Review for NeurIPS paper: Language Models are Few-Shot Learners

NeurIPS 2020

Language Models are Few-Shot Learners

Review 1

Summary and Contributions: The paper introduces GPT-3, a very large-scale Transformer language model of 175B parameters trained on 400B tokens from CommonCrawl data. The model obtains surprisingly effective results on zero-shot and few-shot scenario, without any finetuning. With only a prompt, or conditioning on a few examples, GPT-3 obtains strong performance on a wide variety of tasks, showing that large-scale language models, while only accessing isolated text data without any other modality and being trained on a very simple task, builds an impressive understanding of human natural language. I believe this work constitutes a seminal paper that significantly advances our understanding of what's possible in natural language understanding. It is one of the most interesting paper I have read in the deep learning era. I would fight for this paper to be accepted as an oral presentation at NeurIPS 2020 and I further recommend it for the best paper award.

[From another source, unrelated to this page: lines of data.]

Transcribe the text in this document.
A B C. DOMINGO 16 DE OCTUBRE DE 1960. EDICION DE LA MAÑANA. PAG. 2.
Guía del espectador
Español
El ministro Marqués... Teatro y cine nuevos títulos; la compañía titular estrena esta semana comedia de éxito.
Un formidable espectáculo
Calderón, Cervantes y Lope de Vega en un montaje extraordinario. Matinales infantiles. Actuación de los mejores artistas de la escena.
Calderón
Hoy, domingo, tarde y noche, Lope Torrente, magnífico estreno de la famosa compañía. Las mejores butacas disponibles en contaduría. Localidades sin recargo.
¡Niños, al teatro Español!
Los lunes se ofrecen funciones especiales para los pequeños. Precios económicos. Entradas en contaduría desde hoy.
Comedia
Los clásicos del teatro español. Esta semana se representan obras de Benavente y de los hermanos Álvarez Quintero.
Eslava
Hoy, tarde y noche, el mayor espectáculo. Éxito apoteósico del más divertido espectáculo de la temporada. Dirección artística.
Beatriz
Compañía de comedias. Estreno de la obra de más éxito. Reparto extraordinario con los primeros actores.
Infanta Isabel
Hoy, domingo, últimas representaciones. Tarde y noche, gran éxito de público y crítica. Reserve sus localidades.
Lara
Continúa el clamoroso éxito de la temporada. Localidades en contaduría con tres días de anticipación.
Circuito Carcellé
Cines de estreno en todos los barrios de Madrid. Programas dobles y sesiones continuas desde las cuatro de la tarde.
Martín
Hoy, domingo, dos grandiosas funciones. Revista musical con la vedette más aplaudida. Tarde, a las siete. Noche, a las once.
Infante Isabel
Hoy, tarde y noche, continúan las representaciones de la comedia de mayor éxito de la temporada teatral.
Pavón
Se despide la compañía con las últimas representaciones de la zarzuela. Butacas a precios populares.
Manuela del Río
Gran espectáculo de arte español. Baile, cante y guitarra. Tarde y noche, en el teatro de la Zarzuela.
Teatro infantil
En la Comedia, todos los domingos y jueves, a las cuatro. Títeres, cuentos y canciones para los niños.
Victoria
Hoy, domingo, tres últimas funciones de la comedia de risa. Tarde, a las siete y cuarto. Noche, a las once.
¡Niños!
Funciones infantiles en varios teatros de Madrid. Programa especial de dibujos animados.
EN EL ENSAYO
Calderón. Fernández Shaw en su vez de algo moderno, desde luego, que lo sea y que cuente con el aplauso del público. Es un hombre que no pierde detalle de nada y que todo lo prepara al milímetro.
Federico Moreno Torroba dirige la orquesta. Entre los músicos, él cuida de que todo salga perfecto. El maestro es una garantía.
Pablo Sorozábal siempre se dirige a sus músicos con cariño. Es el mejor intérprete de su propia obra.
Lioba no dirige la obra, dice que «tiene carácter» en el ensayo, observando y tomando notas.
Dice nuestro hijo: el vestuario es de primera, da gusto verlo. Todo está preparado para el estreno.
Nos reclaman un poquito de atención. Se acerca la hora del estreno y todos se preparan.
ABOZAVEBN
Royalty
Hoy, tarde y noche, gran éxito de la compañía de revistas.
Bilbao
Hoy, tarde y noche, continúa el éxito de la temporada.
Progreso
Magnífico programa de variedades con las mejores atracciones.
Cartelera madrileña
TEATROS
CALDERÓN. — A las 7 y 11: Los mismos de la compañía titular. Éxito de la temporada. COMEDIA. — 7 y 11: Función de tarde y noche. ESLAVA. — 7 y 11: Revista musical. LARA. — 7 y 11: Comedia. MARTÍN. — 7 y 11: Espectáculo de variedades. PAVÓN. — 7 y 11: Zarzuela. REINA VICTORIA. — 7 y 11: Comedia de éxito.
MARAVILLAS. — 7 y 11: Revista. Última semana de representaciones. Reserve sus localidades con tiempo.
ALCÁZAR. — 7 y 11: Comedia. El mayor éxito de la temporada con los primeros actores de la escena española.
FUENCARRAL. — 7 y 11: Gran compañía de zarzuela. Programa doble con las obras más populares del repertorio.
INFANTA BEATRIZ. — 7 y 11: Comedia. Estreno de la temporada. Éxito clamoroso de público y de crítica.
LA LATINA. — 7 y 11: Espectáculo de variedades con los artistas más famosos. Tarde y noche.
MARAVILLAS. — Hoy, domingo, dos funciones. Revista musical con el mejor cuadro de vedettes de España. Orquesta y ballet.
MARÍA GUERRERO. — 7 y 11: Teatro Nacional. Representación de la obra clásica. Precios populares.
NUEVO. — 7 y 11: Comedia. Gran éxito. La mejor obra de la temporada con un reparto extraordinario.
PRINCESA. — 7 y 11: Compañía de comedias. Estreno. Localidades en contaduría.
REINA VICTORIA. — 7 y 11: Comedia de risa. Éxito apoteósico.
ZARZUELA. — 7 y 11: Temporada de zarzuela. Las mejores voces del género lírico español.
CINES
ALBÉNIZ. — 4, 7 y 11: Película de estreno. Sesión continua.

Strengths: The paper in one of these research works that are simple conceptually (training a very large language model at scale) yet ground-breaking (redefines what we thought was possible). The amount of work behind this is enormous and the combination of simplicity, strong engineering work and new discovery makes it a very enjoyable paper to read. I have of course particularly enjoyed reading the part on the distinction of zero-/one-/few-shot learning and seeing the incredible capacity of the GPT-3 model. The fact that a very big neural net can perform a language task without any finetuning is definitely novel and in my opinion unforeseen. This takes us much closer to a system capable of performing multiple tasks at once with little to no supervision - as humans - and reveals a hint of what will be possible in the *near* future with large-scale self-supervised techniques, possibly combined with multiple modalities. Authors don't "just" train a large model and show its performance, they spend a lot of effort on trying to understand how it works by training multiple other language models of increasing size and showing the evolution of the performance; by providing an analysis of the performance wrt the number of examples in context among other things. The analysis part is overall very strong and interesting. The paper is very well written, with a lot of attention to details, and exemplifies good practice in paper writing by acknowledging for instance (i) a small "bug" in the data contamination analysis which is well explained and authors follow up on this by showing it does not impact that much performance (ii) that some of their unsupMT results might not be true SOTA (iii) as well as providing every detail necessary to reproduce the results without giving the impression to hide anything under the rug. This makes reading this paper a real pleasure. The analysis of the potential misuse of the GPT-3 model is comprehensive and particularly interesting. This was obviously an important part and the authors did a very good job at it. There are things not included in that review that are also great but it would become repetitive to mention that work was well done there: all the details given on data filtering, on model training in the Appendix, as well as the overlap statistics, the table on the compute used, the analysis of participant biases in the MTurk experiment on news generation, and finally the list of interesting samples etc. It is all very impressive.

Weaknesses: One could regret the lack of "finetuned" results, but I personally don't think it's necessary or even desirable as it is not the point of the paper (especially given the model is not bidirectional which could put it at a disadvantage). The goal of the paper is to focus on zero/one/few-shot learning, without fine-tuning (which means one model for everything, and very limited supervision). This is what is groundbreaking and I like the story this way. Finetuning results would imo only deviate the attention from the true novelty that is zero/one/few-shot learning.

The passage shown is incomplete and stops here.